Listing 6 contains a version of locate_node much like that seen previously; it just handles integer values instead and the list is sorted in descending order instead of ascending.
Listing 7 contains get_free_node. It is the same as before and is included for completeness.

Further Work
The second example provides only one production option, that is, to add a new node. Of course, we would probably want a few more such as remove a node and change the priority and/or process of a node. There is also a potential problem in this program. The process functions and the signal handler functions perform I/O to the same stream asynchronously. This may or may not work correctly depending on whether these I/O routines are reentrant.
A complication alluded to earlier was that of determining when you have gone full-cycle. If the node pointed to by the root is removed while you are cycling though the list, how will you know you have gotten back to the start? The same problem occurs if a new node is added in front of the old start node. Since nodes can come and go, using their addresses to determine end-of-cycle is of no use: A new node could have the same address of a previously deleted node, for example. In our example we could use the priority value. When the next link's priority is greater than that of the current link we know we are back at the start. (Interestingly, that doesn't hold true for a list containing only the idle node but then it probably doesn't matter either.) As it exists now, the list may contain consecutive nodes with the same priority.

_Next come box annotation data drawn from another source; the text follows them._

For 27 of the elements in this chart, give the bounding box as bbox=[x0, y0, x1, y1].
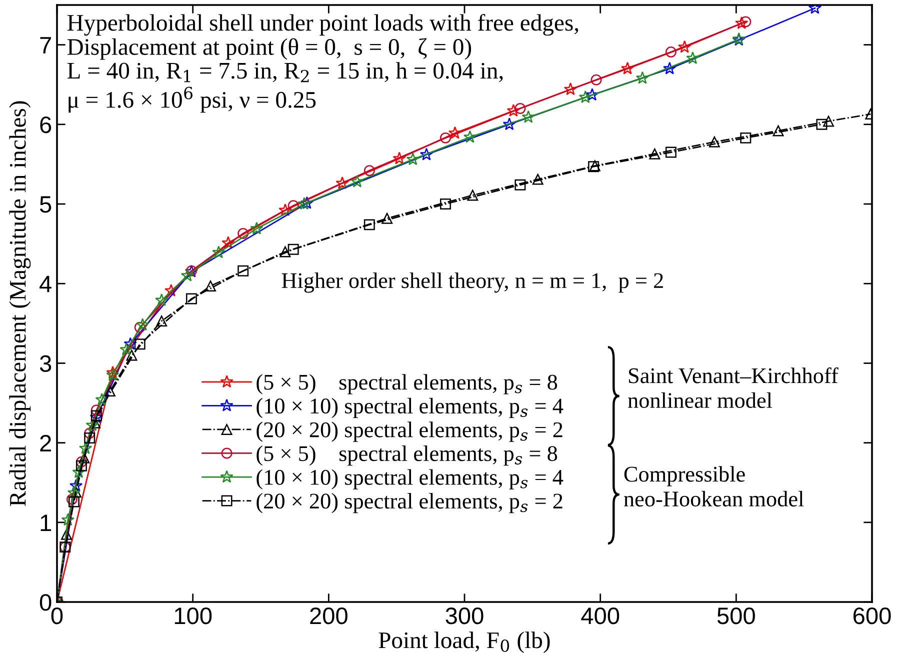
legend-label: (5 × 5) spectral elements, p$_{s}$ = 8 bbox=[256, 445, 558, 466]
x-tick-label: 500 bbox=[717, 607, 755, 624]
annotation: Saint Venant–Kirchhoff nonlinear model bbox=[628, 367, 838, 408]
x-tick-label: 200 bbox=[310, 607, 348, 624]
chart-title: Hyperboloidal shell under point loads with free edges, Displacement at point (θ = 0, s = 0, ζ = 0) L = 40 in, R$_{1}$ = 7.5 in, R$_{2}$ = 15 in, h = 0.04 in, μ = 1.6 × 10$^{6}$ psi, ν = 0.25 bbox=[67, 14, 578, 113]
x-tick-label: 600 bbox=[854, 607, 891, 624]
x-tick-label: 100 bbox=[174, 607, 212, 624]
y-tick-label: 3 bbox=[40, 355, 52, 372]
legend-label: (10 × 10) spectral elements, p$_{s}$ = 4 bbox=[256, 398, 564, 418]
y-tick-label: 4 bbox=[40, 276, 52, 292]
y-tick-label: 2 bbox=[40, 434, 51, 452]
y-tick-label: 6 bbox=[40, 116, 52, 134]
x-axis-title: Point load, F$_{0}$ (lb) bbox=[378, 632, 550, 654]
y-axis-title: Radial displacement (Magnitude in inches) bbox=[9, 101, 31, 506]
legend-label: (20 × 20) spectral elements, p$_{s}$ = 2 bbox=[256, 493, 562, 514]
x-tick-label: 300 bbox=[446, 607, 484, 624]
x-tick-label: 400 bbox=[581, 607, 620, 624]
legend-label: (10 × 10) spectral elements, p$_{s}$ = 4 bbox=[256, 469, 564, 490]
legend-label: (5 × 5) spectral elements, p$_{s}$ = 8 bbox=[256, 374, 558, 394]
y-tick-label: 7 bbox=[40, 37, 51, 54]
y-tick-label: 0 bbox=[40, 594, 52, 611]
annotation: Compressible neo-Hookean model bbox=[624, 466, 804, 507]
x-tick-label: 0 bbox=[51, 607, 63, 624]
legend-label: (20 × 20) spectral elements, p$_{s}$ = 2 bbox=[256, 422, 562, 442]
y-tick-label: 5 bbox=[40, 196, 52, 213]
annotation: Higher order shell theory, n = m = 1, p = 2 bbox=[282, 272, 663, 293]
y-tick-label: 1 bbox=[40, 514, 51, 531]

For some applications it may be desirable for the primary list to contain only the first occurrence of each duplicate. How could this list be represented? Well, we still need our circular list; it will just contain less nodes. However, each node in that primary list would contain a forward pointer to the next node with the same priority. That is, the definition for Node might now be that in Listing 8.
Each primary node then is the head node of a list of duplicate priority nodes. And depending on your needs, these secondary lists could be singly- or doubly-linked, and circular.
Consider the case where the root pointer points to the dummy node instead of to the node with highest priority. Since the dummy node always exists and in the same location and it always points forward to the first node in the list, it may be possible to do away with updating the root pointer all together.
No doubt you can think of other ways to extend these examples. Note too that once you get into asynchronous operations you may need to start using the volatile keyword to disable optimization of certain object accesses. Changes made asynchronously should typically be reflected elsewhere in the program immediately. You might also need to think about using semaphores to block the cases where you try to remove a node that is currently being processed.